Hij reed op volle snelheid richting de bossen en probeerde na te denken terwijl hij onder de lage takken door dook, in een poging uit het zicht te komen. Het was stil in het bos, met uitzondering van de geluiden van kleine dieren en fluitende vogels, het stromen van water en het geritsel van bladeren. Een eindje verderop hoorde hij een boswachter op een tinnen fluit spelen. Royce hoopte dat hij de soldaten niet naar hem zou leiden. Hij wilde niemand anders in de problemen brengen.
Die gedachte deed hem halthouden tussen de bomen. De mannen die achter hem aan zaten zouden hem naar zijn dorp volgen als hij daarheen vluchtte. Maar als hij het niet deed, zou Royce misschien nooit steun vinden. Bovendien zouden de mannen van de hertog hoe dan ook naar zijn dorp kunnen rijden, vastberaden om iedereen te straffen die een band had met de jongen die hem vermoord had.
Hij moest een manier bedenken om de mannen van de hertog af te leiden en tijd te winnen voor alles dat hij moest doen.
Royce hoorde de fluit weer en hij stuurde zijn paard tussen de bomen door, in de richting van het geluid. Royce reed zo snel als hij kon. Hij was zich er heel goed van bewust hoe weinig tijd hij had gewonnen met het vernietigen van de boomstambrug en hij had het gevoel dat hij elke seconde nodig had.
Minder dan een minuut later kwam hij het eerste varken tegen, scharrelend op zoek naar fruit of paddenstoelen of iets anders. Het dier zou bijna tot aan Royce’ middel zijn gekomen als hij niet op een paard had gezeten en scharrelde rustig rond, schijnbaar onaangedaan door zijn aanwezigheid.
Hij zag meer varkens tussen de bomen, snuffelend op zoek naar eten, voorzien van de merktekens van een aantal boerderijen. De fluitmuziek kwam van dichtbij. Toen Royce tussen een groepje elzen doorkeek, zag hij een jonge man op de stronk van een omgevallen eik zitten.
“Hallo daar,” riep de jonge man toen hij Royce zag, zwaaiend met de hand waarmee hij de fluit vasthield. “Niet te hard rijden hier. De varkens zijn meegaand, maar als je ze bang maakt zijn ze groot genoeg om dat paard van je te laten struikelen.”
“Er komen mannen deze kant op,” zei Royce, die vermoedde dat hij het beste direct kon zijn. Een jonge man als hij zou het niet waarderen als iemand hem probeerde te misleiden. “Mannen die me dood willen of gevangen willen nemen.”

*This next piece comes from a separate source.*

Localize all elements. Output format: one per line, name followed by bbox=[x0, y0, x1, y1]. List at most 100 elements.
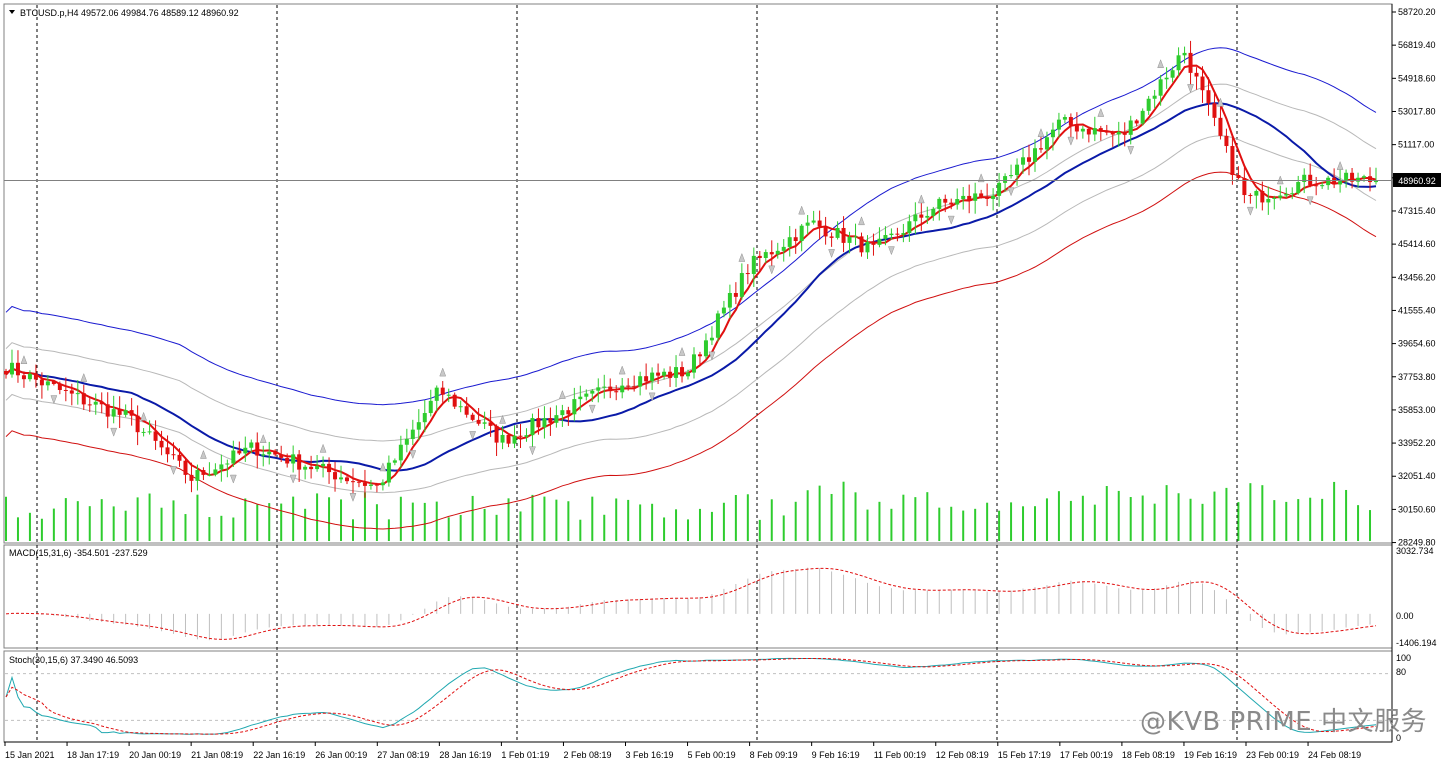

De varkenshoeder keek een beetje ongerust bij die woorden. “En wat heeft dat met mij te maken?” vroeg hij. “Ik laat hier gewoon mijn varkens grazen.”
“Denk je dat die mannen dat iets kan schelen?” vroeg Royce. Elke boer wist hoe de mannen van de hertog konden zijn en hoe gevaarlijk het was om ze in de weg te lopen als ze op jacht waren.
“Nee,” zei de herder. Hij bekeek Royce aandachtig. “Waarom zitten ze dan achter jou aan?”
Royce had het vermoeden dat de waarheid te veel voor de jongen zou zijn. Maar wat kon hij anders? Hij kon niet zeggen dat hij een stroper was.
“Ik ben… Ik heb de hertog vermoord,” zei Royce, niet wetend wat hij anders moest zeggen. Hij kon niet vragen wat hij wilde vragen zonder deze jongen de waarheid te vertellen. “Zijn mannen zitten achter me aan en als ze me te pakken krijgen, zullen ze me doden.”
“Dus je wil ze naar mijn varkens leiden?” zei de varkenshoeder. “En wat gebeurt er met mij als ik hier nog ben wanneer ze komen?”
“Ik heb een idee,” zei Royce. Hij sprong van zijn paard en wilde de teugels aan de jongen geven. “Neem mijn paard. Rij hier ver vandaan. Het is de beste kans voor ons allebei.”
“Je wil dat ik doe alsof ik jou ben?” wilde de varkenshoeder weten. “Na wat je hebt gedaan? Het halve koninkrijk zou achter me aan komen.”
Royce knikte. Ze leken niet veel op elkaar; Royce was veel groter en gespierder en hoewel ze allebei halflang blond haar hadden zouden ze nooit voor elkaar aangezien kunnen worden. Hun gezichten waren ook verschillend: de varkenshoeder had het ronde gezicht van een huiselijk type terwijl Royce scherpe kaaklijnen had, geslepen door geweld.
“Niet voor lang. Je kunt wel rijden, of niet?”
“Aye, mijn pa stond erop. Ik reed vroeger met het trekpaard over de velden.”
“Dít paard zal een stuk sneller gaan dan een trekpaard,” beloofde Royce, die nog steeds de teugels vasthield.